Lo conocí 17 años atrás, cuando yo vivía en EEUU y me telefoneó para proponerme que nos reuniéramos en un punto intermedio. Me había leído. Quería hablar conmigo. Bien, dije. Propongo Miami, dijo, tengo un encuentro allá con Bill Gates en tres semanas. Bien, respondí, tengo allá citas con mi amigo el saxofonista Paquito D Rivera. Nos acompañaron nuestras esposas y conversamos durante tres días. Deseaba conocer mi visión sobre el fomento a la cultura en Chile, la política de EEUU y su relación con la región. Preguntaba como en interrogación de colegio. Fuimos a exposiciones, cafés y librerías, y el último día lo invité al legendario Versailles, restaurante del exilio cubano, ese que convirtió a Miami en la pujante ciudad actual. Era sábado, y al llegar todas las mesas estaban reservadas. Le dije al mesero que necesitaba una para "el futuro presidente de Chile" (año 2007) y funcionó porque el mesero, supongo yo, era visionario.
Piñera me impresionó por su agudeza y memoria, su afán por concretar ideas, su fe en Chile y su humor. En una librería compró infinidad de libros que iba colocando en un carro. En un café al aire libre del Ocean Drive imitó tan bien a Barak Obama y John Kennedy que los paseantes se detenían a escucharlo. Nos despedimos en la Calle Ocho y me invitó a que cuando iniciara su campaña, lo acompañara. En la campaña del 2009 recorrí con él Chile en jeep, camión y helicóptero, y en avioneta aterrizamos en una pista corta y pedregosa de Chiloé. Atraía por doquier a gente mediante un discurso que partía con bromas, transitaba a temas serios, seducía con visión de futuro y coronaba con su amor por Chile. Insistía: a los sueños hay que ponerles plazo, sin ellos son utopías.
Durante las giras internacionales en que lo acompañé como canciller fui testigo de cómo seducía a los más pintados, fuesen Trump o Xi Jing Pin, Macron o Merkel. Me enorgullecía pues argumentaba con razones, datos, sin apuntes, en español, inglés o francés, y la contraparte solía terminar agradeciendo sus reflexiones, entusiasmados con Chile.

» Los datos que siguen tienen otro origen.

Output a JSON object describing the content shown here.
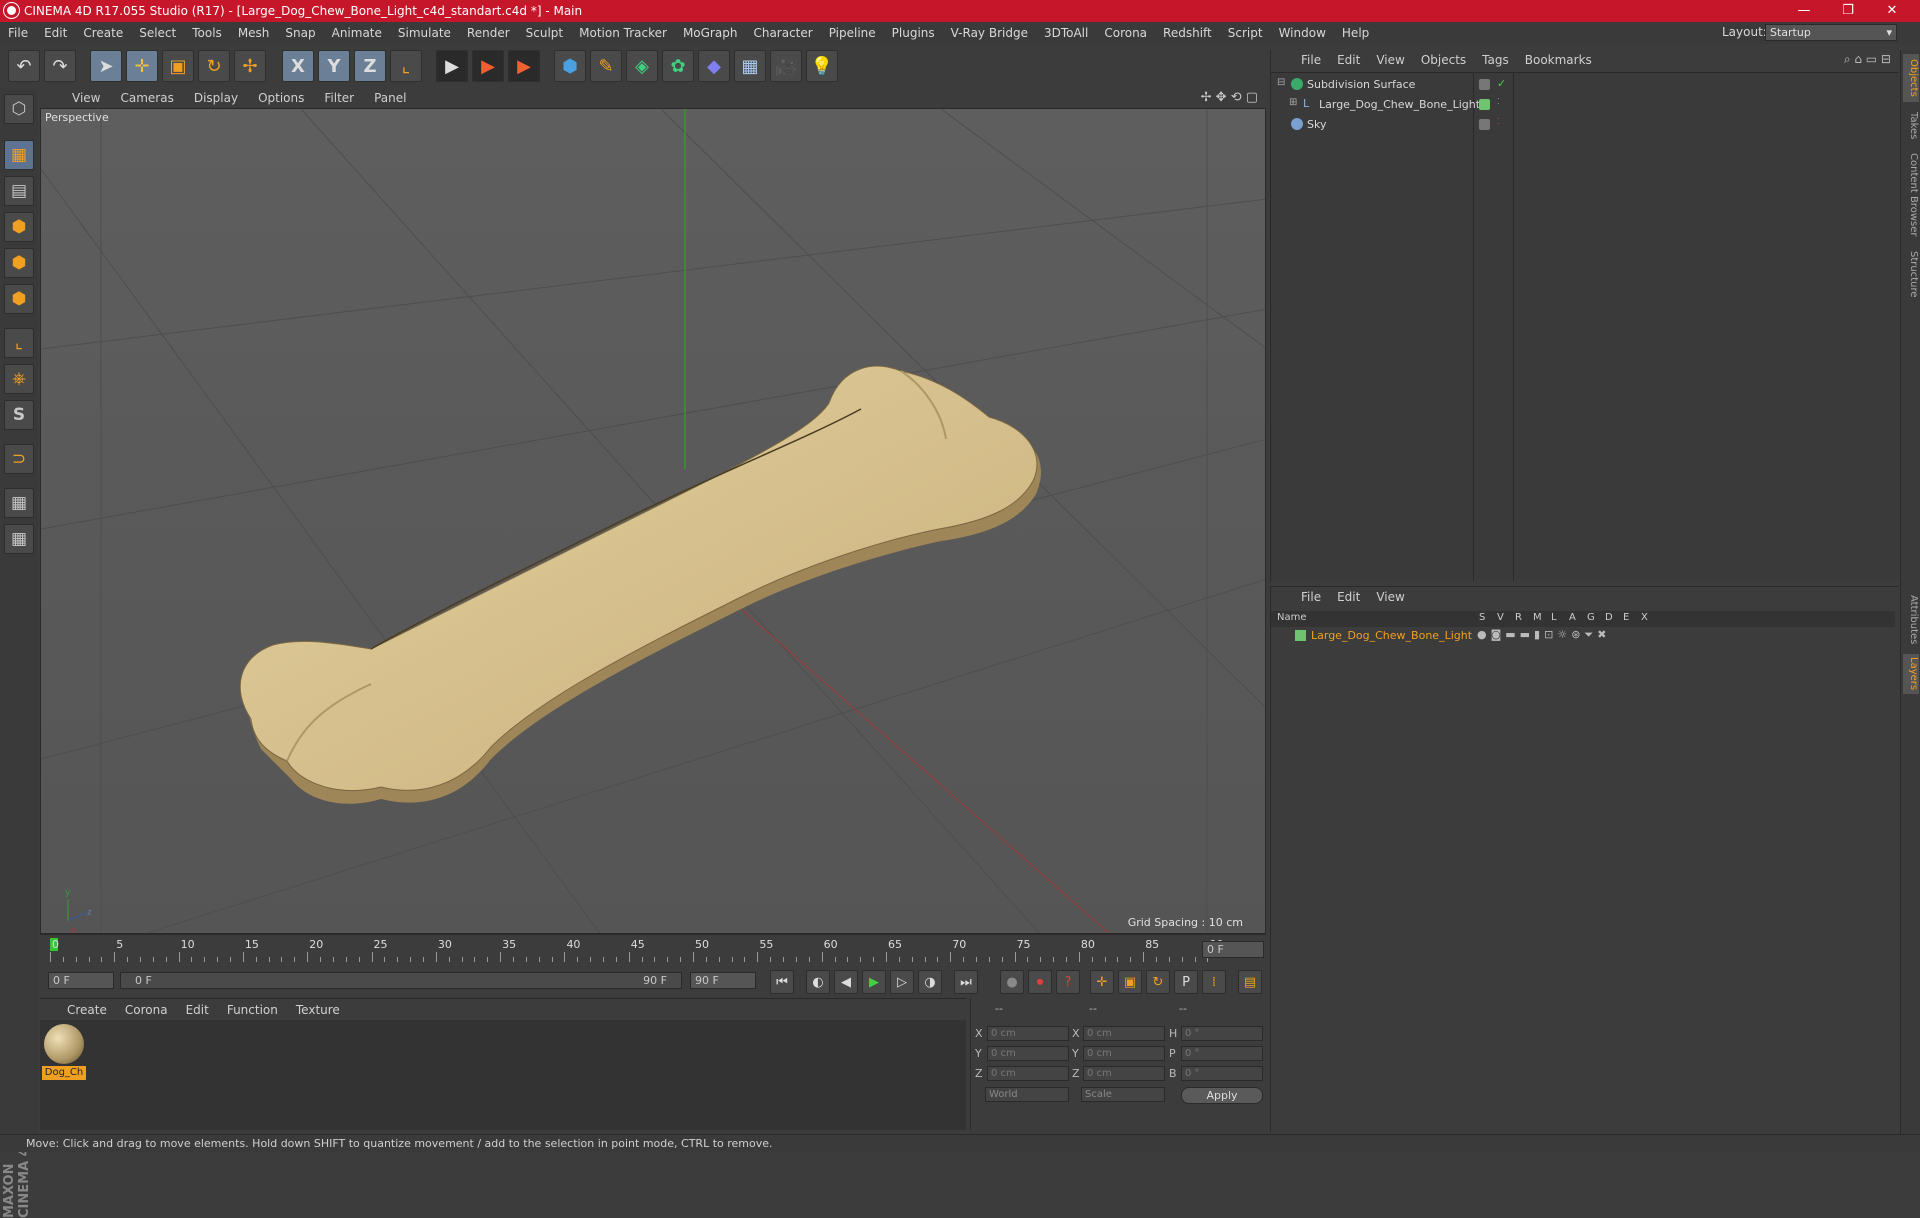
{
  "window": {
    "title": "CINEMA 4D R17.055 Studio (R17) - [Large_Dog_Chew_Bone_Light_c4d_standart.c4d *] - Main",
    "minimize": "—",
    "maximize": "❐",
    "close": "✕"
  },
  "menu": [
    "File",
    "Edit",
    "Create",
    "Select",
    "Tools",
    "Mesh",
    "Snap",
    "Animate",
    "Simulate",
    "Render",
    "Sculpt",
    "Motion Tracker",
    "MoGraph",
    "Character",
    "Pipeline",
    "Plugins",
    "V-Ray Bridge",
    "3DToAll",
    "Corona",
    "Redshift",
    "Script",
    "Window",
    "Help"
  ],
  "layout": {
    "label": "Layout:",
    "value": "Startup"
  },
  "toolbar": {
    "undo": "↶",
    "redo": "↷",
    "select": "➤",
    "move": "✛",
    "scale": "▣",
    "rotate": "↻",
    "transform": "✢",
    "x": "X",
    "y": "Y",
    "z": "Z",
    "coord": "⌞",
    "render_view": "▶",
    "render": "▶",
    "render_settings": "▶",
    "cube": "⬢",
    "pen": "✎",
    "nurbs": "◈",
    "array": "✿",
    "deformer": "◆",
    "floor": "▦",
    "camera": "🎥",
    "light": "💡"
  },
  "lefttools": [
    "⬡",
    "▦",
    "▤",
    "⬢",
    "⬢",
    "⬢",
    "⌞",
    "⎈",
    "S",
    "⊃",
    "▦",
    "▦"
  ],
  "viewport": {
    "menus": [
      "View",
      "Cameras",
      "Display",
      "Options",
      "Filter",
      "Panel"
    ],
    "label": "Perspective",
    "grid_spacing": "Grid Spacing : 10 cm",
    "nav_icons": "✢ ✥ ⟲ ▢"
  },
  "timeline": {
    "ticks": [
      "0",
      "5",
      "10",
      "15",
      "20",
      "25",
      "30",
      "35",
      "40",
      "45",
      "50",
      "55",
      "60",
      "65",
      "70",
      "75",
      "80",
      "85",
      "90"
    ],
    "current_frame": "0 F"
  },
  "transport": {
    "start": "0 F",
    "range_start": "0 F",
    "range_end": "90 F",
    "end": "90 F",
    "buttons": [
      "⏮",
      "◐",
      "◀",
      "▶",
      "▷",
      "◑",
      "⏭"
    ]
  },
  "materials": {
    "menus": [
      "Create",
      "Corona",
      "Edit",
      "Function",
      "Texture"
    ],
    "items": [
      {
        "label": "Dog_Ch"
      }
    ]
  },
  "coords": {
    "header": [
      "--",
      "--",
      "--"
    ],
    "rows": [
      {
        "a": "X",
        "av": "0 cm",
        "b": "X",
        "bv": "0 cm",
        "c": "H",
        "cv": "0 °"
      },
      {
        "a": "Y",
        "av": "0 cm",
        "b": "Y",
        "bv": "0 cm",
        "c": "P",
        "cv": "0 °"
      },
      {
        "a": "Z",
        "av": "0 cm",
        "b": "Z",
        "bv": "0 cm",
        "c": "B",
        "cv": "0 °"
      }
    ],
    "mode": "World",
    "scale": "Scale",
    "apply": "Apply"
  },
  "objects": {
    "menus": [
      "File",
      "Edit",
      "View",
      "Objects",
      "Tags",
      "Bookmarks"
    ],
    "items": [
      {
        "name": "Subdivision Surface"
      },
      {
        "name": "Large_Dog_Chew_Bone_Light"
      },
      {
        "name": "Sky"
      }
    ]
  },
  "layers": {
    "menus": [
      "File",
      "Edit",
      "View"
    ],
    "header": {
      "name": "Name",
      "cols": [
        "S",
        "V",
        "R",
        "M",
        "L",
        "A",
        "G",
        "D",
        "E",
        "X"
      ]
    },
    "items": [
      {
        "name": "Large_Dog_Chew_Bone_Light"
      }
    ]
  },
  "right_tabs": [
    "Objects",
    "Takes",
    "Content Browser",
    "Structure",
    "Attributes",
    "Layers"
  ],
  "branding": "MAXON CINEMA 4D",
  "status": "Move: Click and drag to move elements. Hold down SHIFT to quantize movement / add to the selection in point mode, CTRL to remove.",
  "colors": {
    "accent": "#c5162a",
    "bone": "#d6c08e",
    "layer_green": "#6fc46f",
    "highlight": "#f0a020"
  }
}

Hubo un líder del hemisferio norte que en un foro le anticipó que disponía de 15 minutos para él. ¿Para Chile quince minutos?, me comentó con sarcasmo en voz baja. La cita duró casi una hora y la contraparte agradeció su análisis. Hubo otro, también grande, advertido de cuánto calzaba Piñera que sugirió vía emisario que repartiéramos el tiempo según "el peso" de cada país. Ese día fuimos potencia mundial.
Cuando estuve como embajador en Madrid y él enfrentaba el estallido delincuencial y después la pandemia, me llamó un par de veces. Preguntaba primero por la familia, y pasaba a otras preguntas que se volvían tareas con plazo perentorio. Quería detalles: ¿Cómo ven en España a Chile? Después buscó ventiladores y vacunas. En esos días su voz resonaba vital y asertiva como siempre. Una vez colgaba, yo me preguntaba ¿cómo no le entran balas?, y agradecía me hubiese levantado el ánimo. El mandatario sitiado en La Moneda por las montoneras de la destrucción me animaba a mí, que residía en una de las ciudades más espléndidas del planeta.
Lo sabemos: Sebastián Piñera se marchó demasiado temprano, como dice la canción de Pudhys.